How B12 Supplements Are Made
Every B12 supplement on the market, and all the B12 added to fortified foods, comes from bacterial fermentation. The industrial process uses specific bacterial strains grown in controlled conditions. No animals are involved. This means supplemental B12 is suitable for vegans and is, in a sense, going straight to the original source: the microbes that make the vitamin in the first place.
Your Body Stores B12 for Years
Unlike most water-soluble vitamins, B12 is stored in large quantities in the liver, which holds about 90% of the body’s reserves. If you stop consuming B12 entirely, those stores can last anywhere from one to five years before deficiency symptoms appear. The wide range depends on how much you had stored, how well you absorb nutrients, and how healthy your liver is.
This long runway is why some people go years on a vegan diet before noticing problems. B12 deficiency develops slowly, but once stores are depleted, the consequences are serious: nerve damage, cognitive changes, and a specific type of anemia. The body’s generous storage capacity is a buffer, not a reason to skip supplementation.
How Your Body Absorbs B12
B12 absorption is more complex than most vitamins. Your stomach produces a protein called intrinsic factor, which acts as a shuttle. When you eat B12-containing food, the vitamin first binds to a different protein in the stomach. Once that complex reaches the small intestine, digestive enzymes release the B12, and intrinsic factor picks it up. This new pairing then travels to the end of the small intestine, where it’s absorbed into the bloodstream.
The stomach produces far more intrinsic factor than the body actually needs, so only a major loss of stomach function (from surgery, autoimmune conditions, or aging) tends to cause absorption problems. This is worth knowing because even people who eat plenty of animal products can develop B12 deficiency if their absorption machinery isn’t working properly, particularly adults over 50.
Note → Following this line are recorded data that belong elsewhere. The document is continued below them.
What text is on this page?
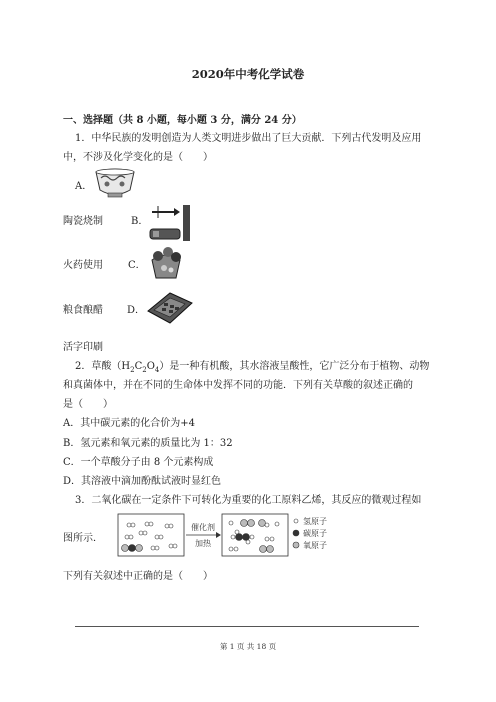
2020年中考化学试卷
一、选择题（共 8 小题，每小题 3 分，满分 24 分）
1．中华民族的发明创造为人类文明进步做出了巨大贡献．下列古代发明及应用
中，不涉及化学变化的是（　　）
A．
陶瓷烧制	B．
火药使用	C．
粮食酿醋 D．
活字印刷
2．草酸$(H_2C_2O_4)$是一种有机酸，其水溶液呈酸性，它广泛分布于植物、动物
和真菌体中，并在不同的生命体中发挥不同的功能．下列有关草酸的叙述正确的
是（　　）
A．其中碳元素的化合价为+4
B．氢元素和氧元素的质量比为 1：32
C．一个草酸分子由 8 个元素构成
D．其溶液中滴加酚酞试液时显红色
3．二氧化碳在一定条件下可转化为重要的化工原料乙烯，其反应的微观过程如
图所示．
催化剂
加热
氢原子
碳原子
氧原子
下列有关叙述中正确的是（　　）
第 1 页 共 18 页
The Bottom Line for Plant-Based Eaters
B12 is not technically “only” in animal products, but the natural plant kingdom provides almost none of it. The richest and most reliable food sources remain meat, fish, shellfish, eggs, and dairy. If you eat these foods regularly, you’re almost certainly getting enough. If you don’t, your two dependable options are fortified foods (especially nutritional yeast) and B12 supplements, both of which deliver the vitamin in a form the body absorbs well. Nori may offer a modest natural boost, but it’s not well-studied enough to serve as anyone’s sole source.